An NCAA probation two years earlier added doubt about the program’s future. Marshall had been suspended from the Mid-American Conference for 125 recruiting violations. The program was 8-40 in four previous seasons. When the board met to decide the program’s future, several thousand students and fans gathered outside the building chanting, “We are…MARSHALL! We are…MARSHALL!” The decision: Marshall would field a team in 1971. Somehow.

Dedmon convinced the NCAA, for the first time in history, to allow the school to play freshman players on the varsity team. He contacted a list of potential coaches but got no takers. Jack Lengyel, the head coach at the College of Wooster in Ohio, was the only applicant. He arrived in Huntingdon on March 11, four months after the crash, needing to hire coaches, managers, equipment personnel, and recruit players.

Lengyel pieced together a ragtag team of five varsity players who had not been on the plane, the 1970 freshman team, 25 walk-ons, several ex-servicemen and three basketball players. Only five players had ever played college football.

After losing 29-6 to Morehead State in the opening game, the young Thundering Herd upset heavily favored Xavier 16-13 on the final play of the game, which is still considered the biggest upset in school history. Fans remained in the stadium until midnight. The team finished the season 2-8, but they had fielded a team after the worst event in school history. Lengyel coached at Marshall for four seasons until the four-year scholarship structure was back in place.

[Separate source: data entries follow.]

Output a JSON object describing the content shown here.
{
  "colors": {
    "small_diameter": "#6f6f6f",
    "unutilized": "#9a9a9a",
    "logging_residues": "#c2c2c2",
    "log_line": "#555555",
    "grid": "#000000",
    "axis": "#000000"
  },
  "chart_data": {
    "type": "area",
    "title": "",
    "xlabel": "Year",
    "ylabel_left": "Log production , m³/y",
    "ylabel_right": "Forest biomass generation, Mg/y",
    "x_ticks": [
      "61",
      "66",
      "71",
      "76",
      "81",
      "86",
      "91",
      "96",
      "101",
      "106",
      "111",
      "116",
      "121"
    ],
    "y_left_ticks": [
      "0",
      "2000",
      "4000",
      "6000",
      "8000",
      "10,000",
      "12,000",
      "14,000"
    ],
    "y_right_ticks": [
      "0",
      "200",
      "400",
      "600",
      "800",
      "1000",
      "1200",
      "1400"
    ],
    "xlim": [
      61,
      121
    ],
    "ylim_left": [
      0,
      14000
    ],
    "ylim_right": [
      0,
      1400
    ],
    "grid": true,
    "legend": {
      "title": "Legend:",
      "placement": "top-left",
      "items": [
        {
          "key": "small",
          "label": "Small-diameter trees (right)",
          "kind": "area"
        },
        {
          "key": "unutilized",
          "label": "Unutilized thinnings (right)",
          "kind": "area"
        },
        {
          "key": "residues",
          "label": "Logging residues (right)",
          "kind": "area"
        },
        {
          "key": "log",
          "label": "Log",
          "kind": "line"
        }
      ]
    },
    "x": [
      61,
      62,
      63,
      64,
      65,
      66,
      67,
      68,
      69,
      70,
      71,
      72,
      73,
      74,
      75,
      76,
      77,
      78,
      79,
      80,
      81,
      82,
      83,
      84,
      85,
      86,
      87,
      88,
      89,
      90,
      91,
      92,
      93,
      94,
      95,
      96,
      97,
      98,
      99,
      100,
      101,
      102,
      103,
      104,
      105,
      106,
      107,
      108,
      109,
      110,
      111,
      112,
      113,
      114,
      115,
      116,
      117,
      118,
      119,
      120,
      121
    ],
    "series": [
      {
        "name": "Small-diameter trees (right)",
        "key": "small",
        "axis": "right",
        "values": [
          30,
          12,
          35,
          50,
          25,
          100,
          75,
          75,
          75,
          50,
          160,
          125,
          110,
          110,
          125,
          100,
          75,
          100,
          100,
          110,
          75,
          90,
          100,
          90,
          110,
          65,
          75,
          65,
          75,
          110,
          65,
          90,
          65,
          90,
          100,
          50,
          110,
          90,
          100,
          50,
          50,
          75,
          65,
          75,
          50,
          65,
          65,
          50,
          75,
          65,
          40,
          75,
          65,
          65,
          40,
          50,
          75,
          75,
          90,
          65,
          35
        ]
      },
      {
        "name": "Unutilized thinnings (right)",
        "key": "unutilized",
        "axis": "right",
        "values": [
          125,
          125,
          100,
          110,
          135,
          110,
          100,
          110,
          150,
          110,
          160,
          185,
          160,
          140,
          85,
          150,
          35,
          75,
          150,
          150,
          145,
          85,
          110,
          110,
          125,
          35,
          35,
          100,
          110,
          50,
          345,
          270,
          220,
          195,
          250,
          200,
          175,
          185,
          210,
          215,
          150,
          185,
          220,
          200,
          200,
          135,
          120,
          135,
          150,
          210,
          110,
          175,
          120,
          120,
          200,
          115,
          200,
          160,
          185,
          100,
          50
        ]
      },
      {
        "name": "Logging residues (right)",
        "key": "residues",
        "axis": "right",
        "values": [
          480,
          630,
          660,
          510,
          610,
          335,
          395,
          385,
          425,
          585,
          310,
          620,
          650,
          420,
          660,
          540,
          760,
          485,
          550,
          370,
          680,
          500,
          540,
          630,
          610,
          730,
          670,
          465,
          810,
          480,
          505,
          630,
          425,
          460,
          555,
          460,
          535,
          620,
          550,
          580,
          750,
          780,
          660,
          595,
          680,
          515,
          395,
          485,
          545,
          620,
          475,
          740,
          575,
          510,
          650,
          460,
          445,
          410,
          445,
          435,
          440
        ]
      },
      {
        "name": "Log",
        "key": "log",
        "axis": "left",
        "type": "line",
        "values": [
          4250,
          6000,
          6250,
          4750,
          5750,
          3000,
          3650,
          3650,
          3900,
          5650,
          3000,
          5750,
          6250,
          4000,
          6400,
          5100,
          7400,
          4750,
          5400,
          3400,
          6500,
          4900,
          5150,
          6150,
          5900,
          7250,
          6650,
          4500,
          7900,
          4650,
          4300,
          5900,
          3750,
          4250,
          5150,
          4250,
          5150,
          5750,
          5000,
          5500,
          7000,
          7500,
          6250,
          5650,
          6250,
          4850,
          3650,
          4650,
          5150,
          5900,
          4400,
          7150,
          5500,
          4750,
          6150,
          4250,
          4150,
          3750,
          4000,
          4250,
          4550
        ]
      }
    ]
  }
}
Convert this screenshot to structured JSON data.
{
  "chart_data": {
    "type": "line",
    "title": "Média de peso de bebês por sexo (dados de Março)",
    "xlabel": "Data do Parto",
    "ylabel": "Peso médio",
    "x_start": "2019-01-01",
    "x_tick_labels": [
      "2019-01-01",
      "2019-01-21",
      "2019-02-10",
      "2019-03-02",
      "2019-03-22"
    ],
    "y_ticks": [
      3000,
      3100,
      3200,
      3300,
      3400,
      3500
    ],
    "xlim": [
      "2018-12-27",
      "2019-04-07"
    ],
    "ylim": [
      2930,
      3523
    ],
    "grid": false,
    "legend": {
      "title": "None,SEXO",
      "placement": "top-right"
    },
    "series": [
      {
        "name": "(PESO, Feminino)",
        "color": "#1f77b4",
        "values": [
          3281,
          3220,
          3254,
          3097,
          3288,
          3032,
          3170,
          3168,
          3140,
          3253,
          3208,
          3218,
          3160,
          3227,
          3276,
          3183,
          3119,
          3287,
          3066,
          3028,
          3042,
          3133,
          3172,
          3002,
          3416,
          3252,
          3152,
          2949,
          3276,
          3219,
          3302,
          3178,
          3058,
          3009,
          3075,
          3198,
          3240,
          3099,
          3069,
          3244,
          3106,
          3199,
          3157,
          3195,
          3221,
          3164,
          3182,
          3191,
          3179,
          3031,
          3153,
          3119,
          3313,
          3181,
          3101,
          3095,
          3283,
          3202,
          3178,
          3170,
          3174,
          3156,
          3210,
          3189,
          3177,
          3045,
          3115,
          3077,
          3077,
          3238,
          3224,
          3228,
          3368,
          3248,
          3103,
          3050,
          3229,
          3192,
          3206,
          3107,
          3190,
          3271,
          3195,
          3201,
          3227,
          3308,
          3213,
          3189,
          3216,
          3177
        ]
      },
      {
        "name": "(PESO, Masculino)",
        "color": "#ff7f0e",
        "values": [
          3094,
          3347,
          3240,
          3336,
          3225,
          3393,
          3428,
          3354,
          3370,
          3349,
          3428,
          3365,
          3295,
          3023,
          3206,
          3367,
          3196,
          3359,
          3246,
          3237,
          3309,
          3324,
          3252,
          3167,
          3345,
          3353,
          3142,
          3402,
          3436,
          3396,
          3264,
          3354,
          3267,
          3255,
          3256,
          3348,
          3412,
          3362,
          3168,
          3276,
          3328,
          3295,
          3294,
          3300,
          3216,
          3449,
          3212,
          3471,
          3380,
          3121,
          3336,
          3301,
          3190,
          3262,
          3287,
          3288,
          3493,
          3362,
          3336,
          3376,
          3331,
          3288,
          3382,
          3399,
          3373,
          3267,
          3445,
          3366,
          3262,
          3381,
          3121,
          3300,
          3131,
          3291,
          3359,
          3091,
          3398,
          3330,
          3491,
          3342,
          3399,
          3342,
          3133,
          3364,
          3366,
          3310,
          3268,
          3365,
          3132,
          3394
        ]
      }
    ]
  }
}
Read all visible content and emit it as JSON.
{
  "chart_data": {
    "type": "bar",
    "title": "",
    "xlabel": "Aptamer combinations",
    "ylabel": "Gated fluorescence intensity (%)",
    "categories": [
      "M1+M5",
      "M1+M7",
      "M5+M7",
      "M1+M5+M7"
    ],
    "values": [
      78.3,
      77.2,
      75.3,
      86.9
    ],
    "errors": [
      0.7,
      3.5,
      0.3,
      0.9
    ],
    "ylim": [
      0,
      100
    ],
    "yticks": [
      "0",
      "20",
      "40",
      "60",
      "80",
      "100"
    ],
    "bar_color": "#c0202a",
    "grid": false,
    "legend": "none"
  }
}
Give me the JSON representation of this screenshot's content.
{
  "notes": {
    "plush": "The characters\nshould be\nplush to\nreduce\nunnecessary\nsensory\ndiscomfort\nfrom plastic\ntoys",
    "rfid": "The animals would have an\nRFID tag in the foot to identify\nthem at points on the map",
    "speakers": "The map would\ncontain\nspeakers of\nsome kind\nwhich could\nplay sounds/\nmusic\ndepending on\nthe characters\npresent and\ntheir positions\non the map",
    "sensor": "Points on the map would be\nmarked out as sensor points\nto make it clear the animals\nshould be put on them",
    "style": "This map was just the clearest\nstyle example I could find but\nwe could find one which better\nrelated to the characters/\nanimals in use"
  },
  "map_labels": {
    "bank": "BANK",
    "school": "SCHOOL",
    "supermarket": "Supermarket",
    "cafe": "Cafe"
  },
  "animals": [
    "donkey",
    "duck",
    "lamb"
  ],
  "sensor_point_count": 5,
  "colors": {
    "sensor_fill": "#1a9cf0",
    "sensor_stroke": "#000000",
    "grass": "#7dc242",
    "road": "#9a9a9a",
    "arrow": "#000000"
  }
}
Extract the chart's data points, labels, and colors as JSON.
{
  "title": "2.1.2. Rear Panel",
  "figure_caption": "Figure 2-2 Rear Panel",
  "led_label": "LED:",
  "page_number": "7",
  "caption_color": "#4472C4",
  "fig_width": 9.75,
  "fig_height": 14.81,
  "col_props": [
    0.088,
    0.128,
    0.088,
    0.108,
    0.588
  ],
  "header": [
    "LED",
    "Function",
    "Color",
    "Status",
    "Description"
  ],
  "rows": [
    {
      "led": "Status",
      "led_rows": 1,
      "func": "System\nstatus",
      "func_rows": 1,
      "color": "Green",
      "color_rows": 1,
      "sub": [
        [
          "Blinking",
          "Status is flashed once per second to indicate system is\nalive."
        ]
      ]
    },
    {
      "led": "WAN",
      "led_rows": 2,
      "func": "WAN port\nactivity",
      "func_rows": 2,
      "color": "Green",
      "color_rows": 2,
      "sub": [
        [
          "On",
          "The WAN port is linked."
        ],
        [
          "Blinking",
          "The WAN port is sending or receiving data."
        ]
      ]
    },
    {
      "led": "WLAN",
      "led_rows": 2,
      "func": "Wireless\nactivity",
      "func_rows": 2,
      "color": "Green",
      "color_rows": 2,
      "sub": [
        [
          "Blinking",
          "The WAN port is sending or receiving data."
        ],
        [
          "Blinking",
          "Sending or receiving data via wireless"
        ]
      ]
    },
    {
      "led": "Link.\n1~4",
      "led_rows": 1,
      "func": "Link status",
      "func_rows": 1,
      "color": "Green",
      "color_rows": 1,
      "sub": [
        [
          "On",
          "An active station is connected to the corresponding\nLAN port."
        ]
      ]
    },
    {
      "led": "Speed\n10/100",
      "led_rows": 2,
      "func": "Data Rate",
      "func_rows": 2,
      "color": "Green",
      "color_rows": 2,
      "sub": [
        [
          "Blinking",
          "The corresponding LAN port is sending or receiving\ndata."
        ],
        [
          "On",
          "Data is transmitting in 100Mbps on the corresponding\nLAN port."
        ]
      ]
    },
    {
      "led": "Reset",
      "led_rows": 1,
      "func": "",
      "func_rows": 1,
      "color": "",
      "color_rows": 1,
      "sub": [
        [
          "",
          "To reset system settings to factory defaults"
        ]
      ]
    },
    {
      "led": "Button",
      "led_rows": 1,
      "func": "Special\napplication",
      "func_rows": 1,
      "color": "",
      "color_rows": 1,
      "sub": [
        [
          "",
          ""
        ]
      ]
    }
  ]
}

In the 1970’s Marshall lost more games than any team in the country. It would be 13 years before they had a winning season in 1984. That was the beginning of an era of success that saw them win 125 games in the 1990s, more than any other school. Marshall dominated the Mid-America Conference, and in 1992 and 1996 the Thundering Herd won the Division I-AA national championship.  

The program also produced two Heisman Trophy finalists before transitioning to the larger NCAA FBS division. The old 10,000-seat stadium was replaced with a new 38,000-seat facility. In 2020, Marshall achieved it highest ranking in FBS school history, rising to No. 16 during the season.  

Rather than distance themselves from the worst moment in school history, Marshall University embraced it as a show of strength and a way to honor those who died. Perhaps there is not a football team in America that means more to its university, its community and fans than the Marshall Thundering Herd. They refused to quit football when it seemed like the right choice. More than 50 years later, Marshall is thundering on, driven by the tragedy that happened on a hillside outside of town in November 1970.